What Is a Cheiloplasty? Procedure, Indications, and Recovery

Cheiloplasty is the technical term for any surgical procedure performed on the lip. This procedure is carried out by plastic surgeons or oral and maxillofacial surgeons with the goal of improving the lip’s overall appearance, function, or both. Whether addressing a birth defect, repairing damage from an injury, or altering shape and volume, cheiloplasty involves the manipulation and reshaping of lip tissue to achieve a more balanced or functional outcome.

Defining Cheiloplasty and Indications

Cheiloplasty is a versatile surgical technique that addresses a wide range of concerns, broadly categorized into reconstructive and aesthetic goals. Reconstructive cheiloplasty is frequently performed to correct congenital anomalies, such as a cleft lip. This type of surgery involves bringing the separated portions of the lip together and reconstructing the surrounding muscles, like the orbicularis oris, to form a continuous, functional lip structure. Repairing this defect is often timed in early infancy, typically around three months of age, to improve feeding ability and support normal speech development later on.

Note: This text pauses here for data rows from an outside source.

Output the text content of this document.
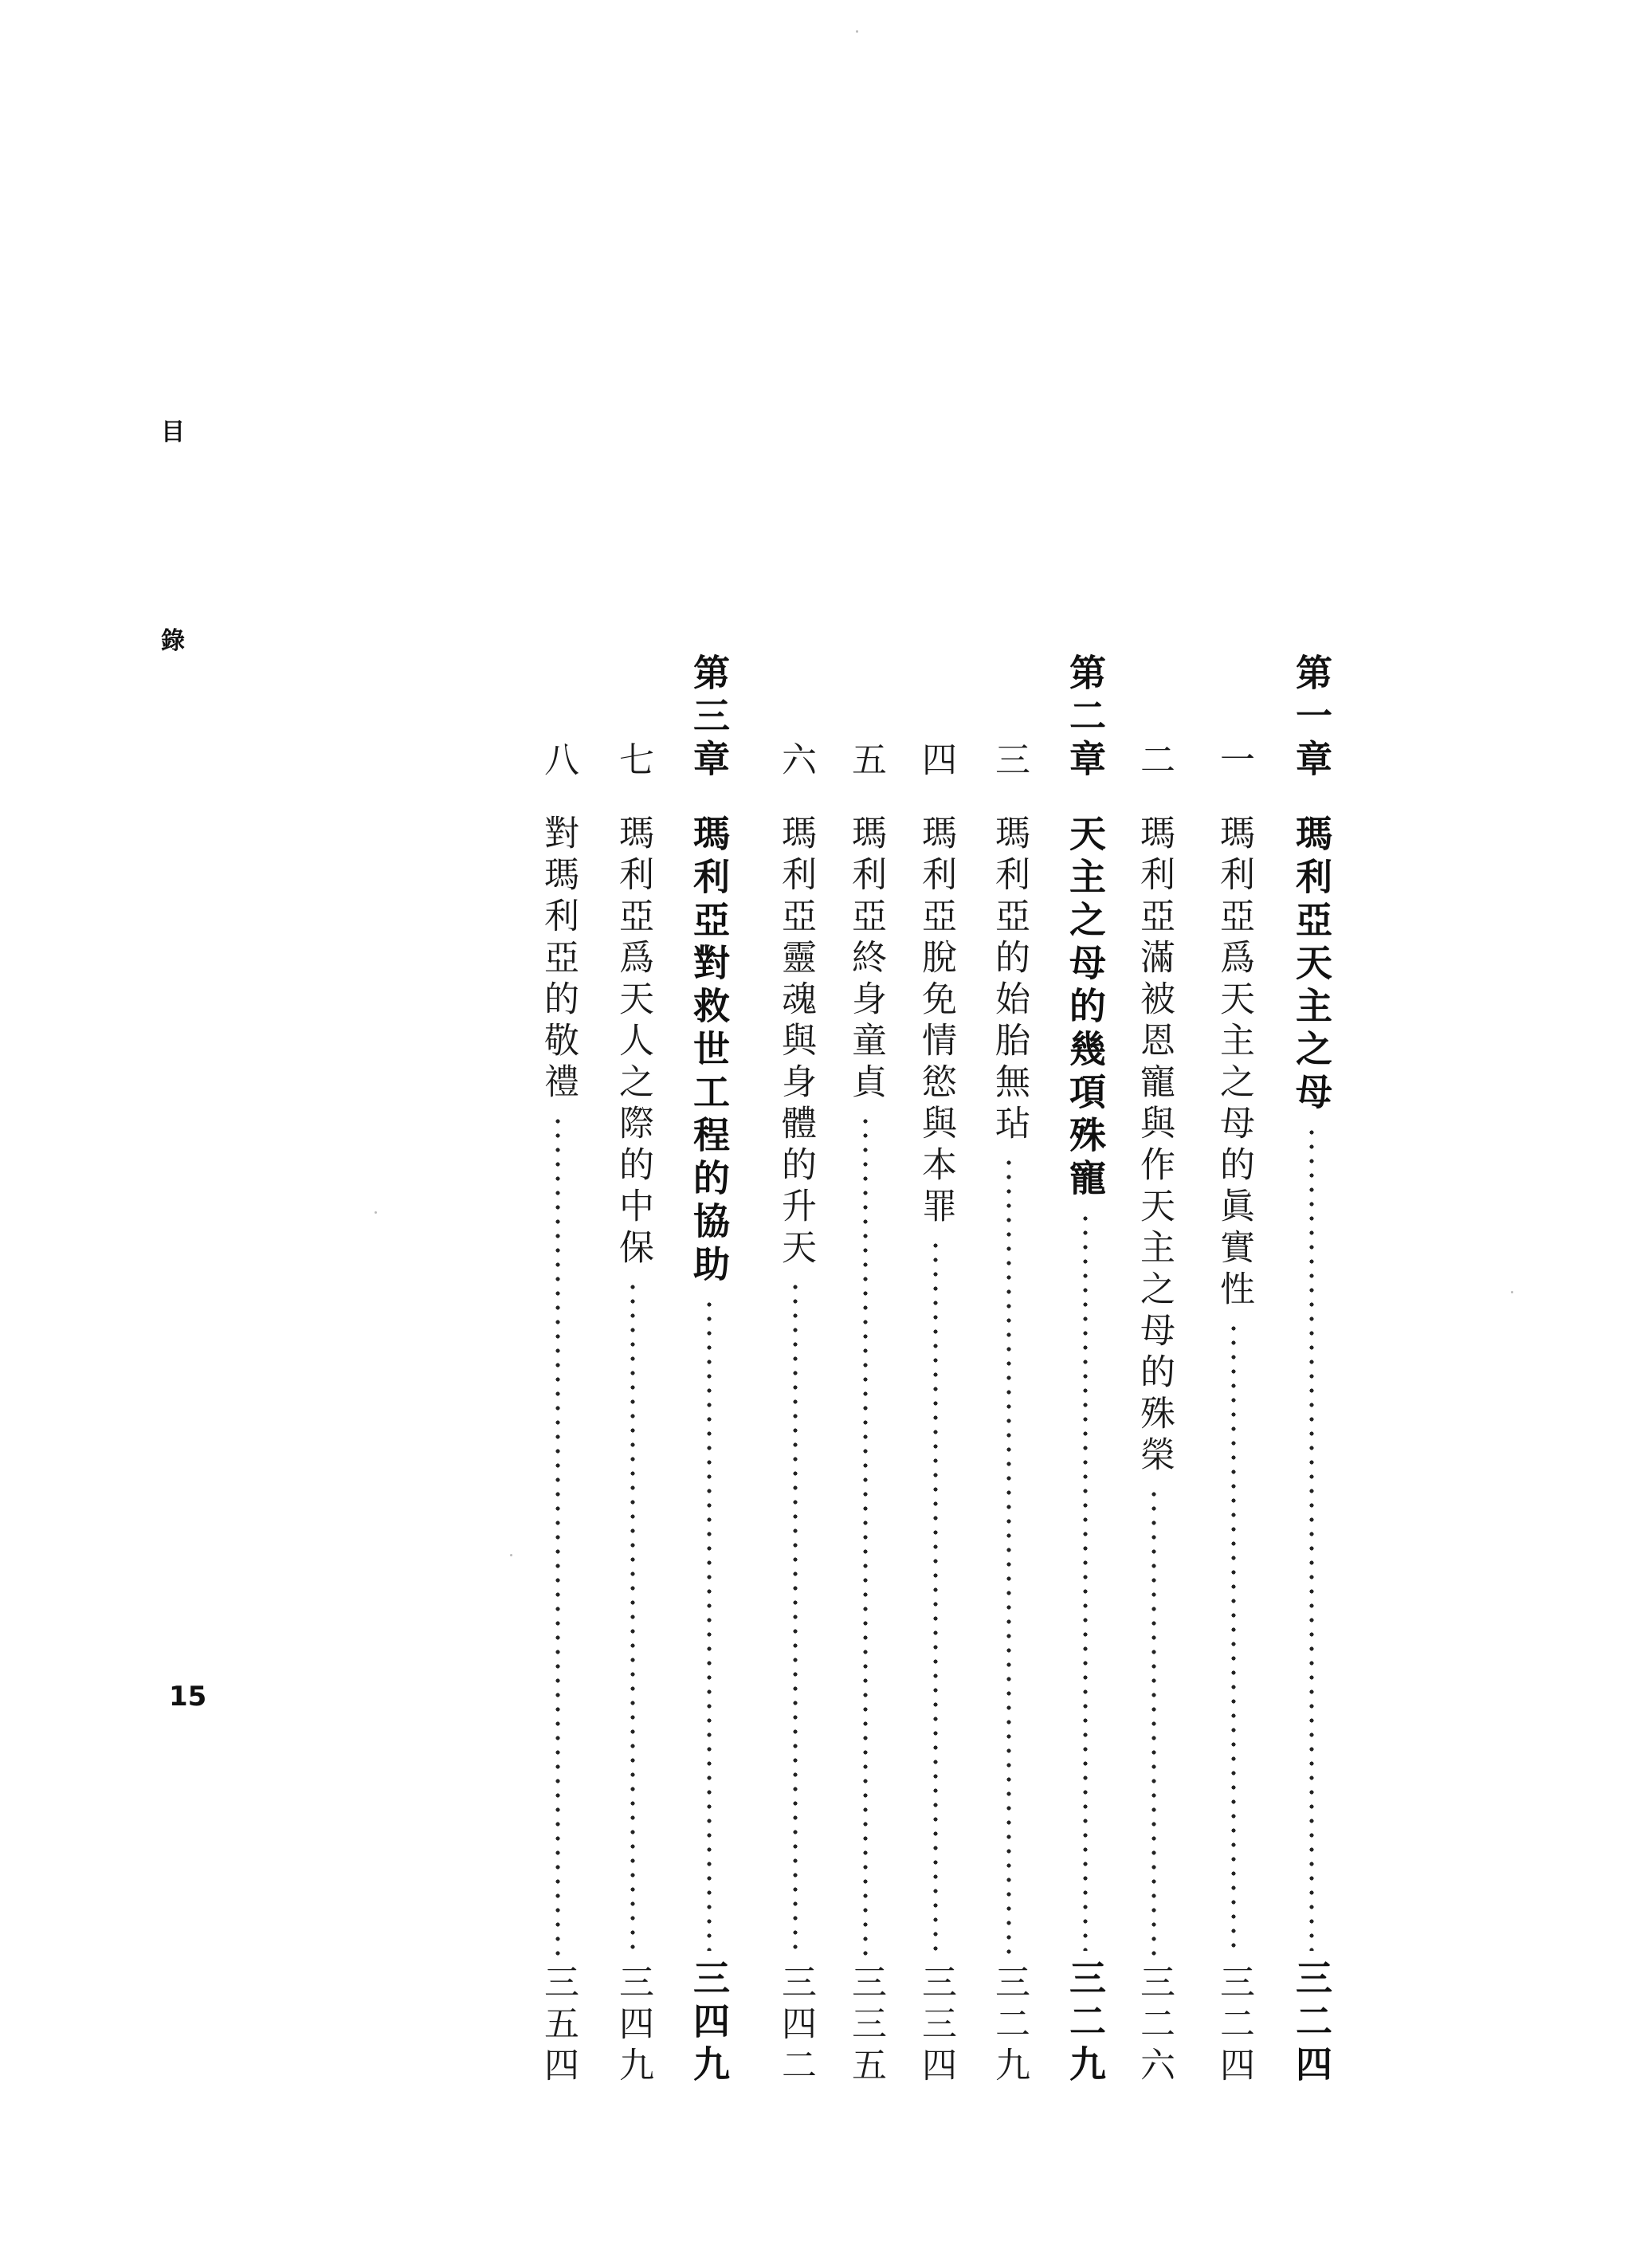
目
錄
15
第一章
瑪利亞天主之母
三二四
一
瑪利亞爲天主之母的眞實性
三二四
二
瑪利亞滿被恩寵與作天主之母的殊榮
三二六
第二章
天主之母的幾項殊寵
三二九
三
瑪利亞的始胎無玷
三二九
四
瑪利亞脫免情慾與本罪
三三四
五
瑪利亞終身童貞
三三五
六
瑪利亞靈魂與身體的升天
三四二
第三章
瑪利亞對救世工程的協助
三四九
七
瑪利亞爲天人之際的中保
三四九
八
對瑪利亞的敬禮
三五四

The reconstructive application also extends to repairing damage caused by trauma, such as accidents that result in significant lacerations or tissue loss on the lip. In these cases, the surgery focuses on restoring the lip’s anatomical continuity, symmetry, and muscle function to minimize scarring. Aesthetic cheiloplasty, conversely, is sought by individuals looking to alter the size or shape of their lips for cosmetic reasons. This can involve lip augmentation, which increases volume, or lip reduction, which decreases the size of the lips.

The Surgical Process

The surgical journey begins with a pre-operative consultation where the surgeon details the steps and assesses the patient’s medical history. For complex procedures, like cleft lip repair, general anesthesia is administered to ensure the patient’s comfort and safety. Less extensive cosmetic procedures, such as minor augmentations or reductions, may sometimes be performed using local anesthesia combined with intravenous sedation.

Once the anesthesia has taken effect, the surgeon makes precise incisions, the location of which varies based on the specific goal of the cheiloplasty. For cleft lip repair, the surgeon may employ specialized techniques involving creating tissue flaps that are rotated and moved into position to close the gap and reshape the lip. This process requires manipulation of the underlying muscle layer, the orbicularis oris, to ensure proper function for speaking and eating.

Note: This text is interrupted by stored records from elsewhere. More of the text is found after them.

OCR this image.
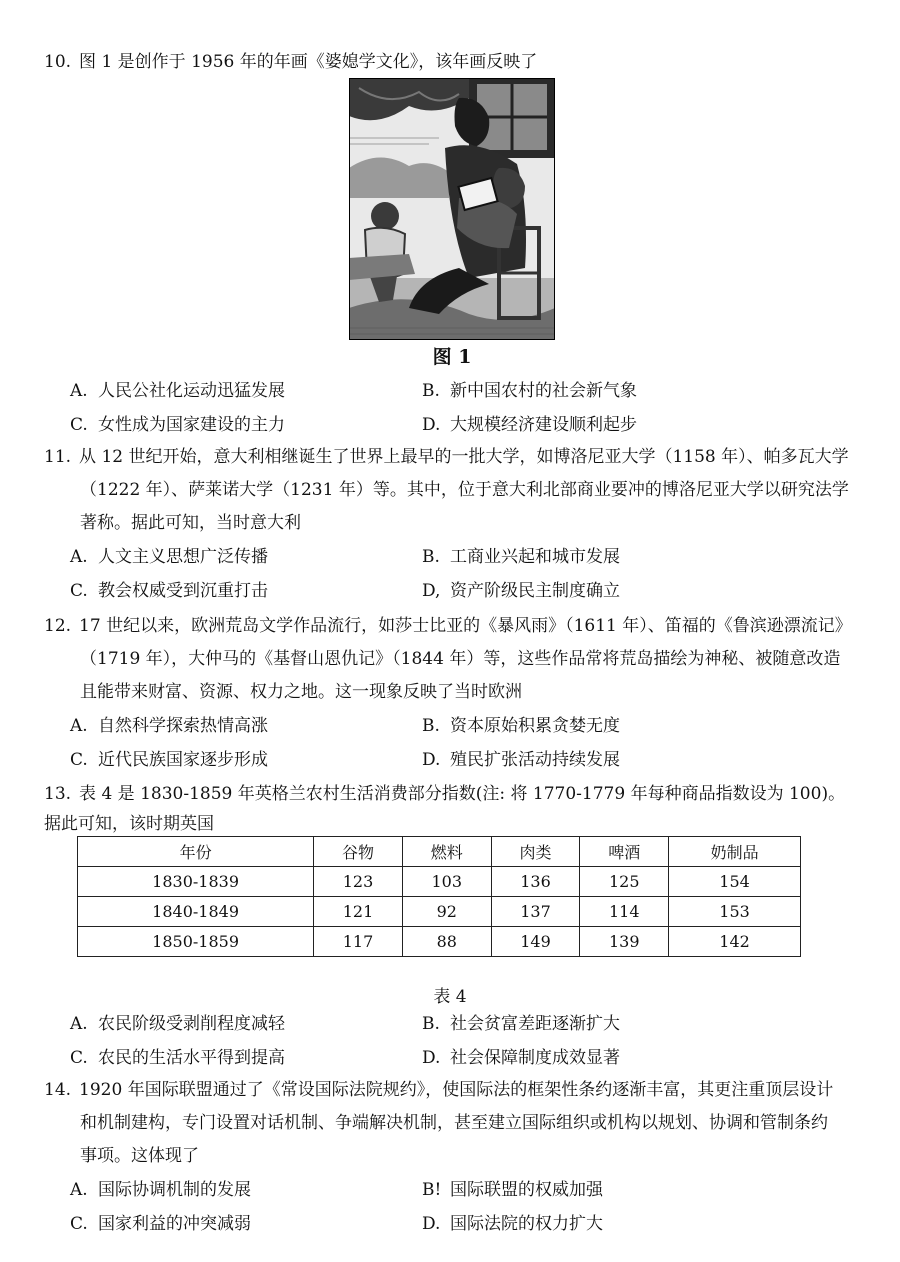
10. 图 1 是创作于 1956 年的年画《婆媳学文化》，该年画反映了
图 1
A. 人民公社化运动迅猛发展	B. 新中国农村的社会新气象
C. 女性成为国家建设的主力	D. 大规模经济建设顺利起步
11. 从 12 世纪开始，意大利相继诞生了世界上最早的一批大学，如博洛尼亚大学（1158 年）、帕多瓦大学
（1222 年）、萨莱诺大学（1231 年）等。其中，位于意大利北部商业要冲的博洛尼亚大学以研究法学
著称。据此可知，当时意大利
A. 人文主义思想广泛传播	B. 工商业兴起和城市发展
C. 教会权威受到沉重打击	D, 资产阶级民主制度确立
12. 17 世纪以来，欧洲荒岛文学作品流行，如莎士比亚的《暴风雨》（1611 年）、笛福的《鲁滨逊漂流记》
（1719 年），大仲马的《基督山恩仇记》（1844 年）等，这些作品常将荒岛描绘为神秘、被随意改造
且能带来财富、资源、权力之地。这一现象反映了当时欧洲
A. 自然科学探索热情高涨	B. 资本原始积累贪婪无度
C. 近代民族国家逐步形成	D. 殖民扩张活动持续发展
13. 表 4 是 1830-1859 年英格兰农村生活消费部分指数(注: 将 1770-1779 年每种商品指数设为 100)。
据此可知，该时期英国
年份	谷物	燃料	肉类	啤酒	奶制品
1830-1839	123	103	136	125	154
1840-1849	121	92	137	114	153
1850-1859	117	88	149	139	142
表 4
A. 农民阶级受剥削程度减轻	B. 社会贫富差距逐渐扩大
C. 农民的生活水平得到提高	D. 社会保障制度成效显著
14. 1920 年国际联盟通过了《常设国际法院规约》，使国际法的框架性条约逐渐丰富，其更注重顶层设计
和机制建构，专门设置对话机制、争端解决机制，甚至建立国际组织或机构以规划、协调和管制条约
事项。这体现了
A. 国际协调机制的发展	B! 国际联盟的权威加强
C. 国家利益的冲突减弱	D. 国际法院的权力扩大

For cosmetic alterations, the incision is often placed in less visible areas, such as inside the mouth or along the vermilion border, to minimize the appearance of a scar. In augmentation procedures, the surgeon may insert an implant or inject tissue grafts, while reduction involves excising a precisely measured strip of tissue from the inner lip. The surgeon uses fine sutures to close the incisions, aligning the skin, muscle, and mucosal tissues to achieve the desired contour and minimize tension along the wound line. Before final closure, local anesthetic with a vasoconstrictor is often injected directly into the lip tissue to reduce pain and control bleeding.

Post-Operative Expectations and Recovery

Following the cheiloplasty, patients will experience swelling and bruising around the lip and sometimes the surrounding facial area. Pain is managed through prescription medication, with the pain level typically remaining low after the initial recovery period. Immediate post-operative care involves close monitoring, especially in cases where general anesthesia was used, to ensure airway patency, which can be affected by the edema of the surgical site.

Wound care involves gently cleaning the incision site to prevent the buildup of crusting. Caregivers are instructed to clean the lip with a wet cotton-tipped applicator, followed by the application of an antibiotic ointment. The stitches, which may be dissolvable or require removal, are often trimmed or taken out around the sixth or seventh post-operative day, a period sometimes requiring mild sedation for infants.

To protect the newly repaired site, specific restrictions must be followed for several weeks after the procedure. Patients must adhere to a modified diet, typically consisting of liquids and very soft, non-chewable foods, and are prohibited from using straws or pacifiers due to the suction that can strain the sutures. Vigorous activity and any potential trauma to the face must be avoided, and infants may be placed in arm restraints to prevent them from inadvertently touching or rubbing the surgical area. While minor blood-tinged discharge is expected in the first 48 hours, any sign of excessive bleeding, pus, or a persistent fever should prompt immediate medical attention as these can be indicators of a developing infection.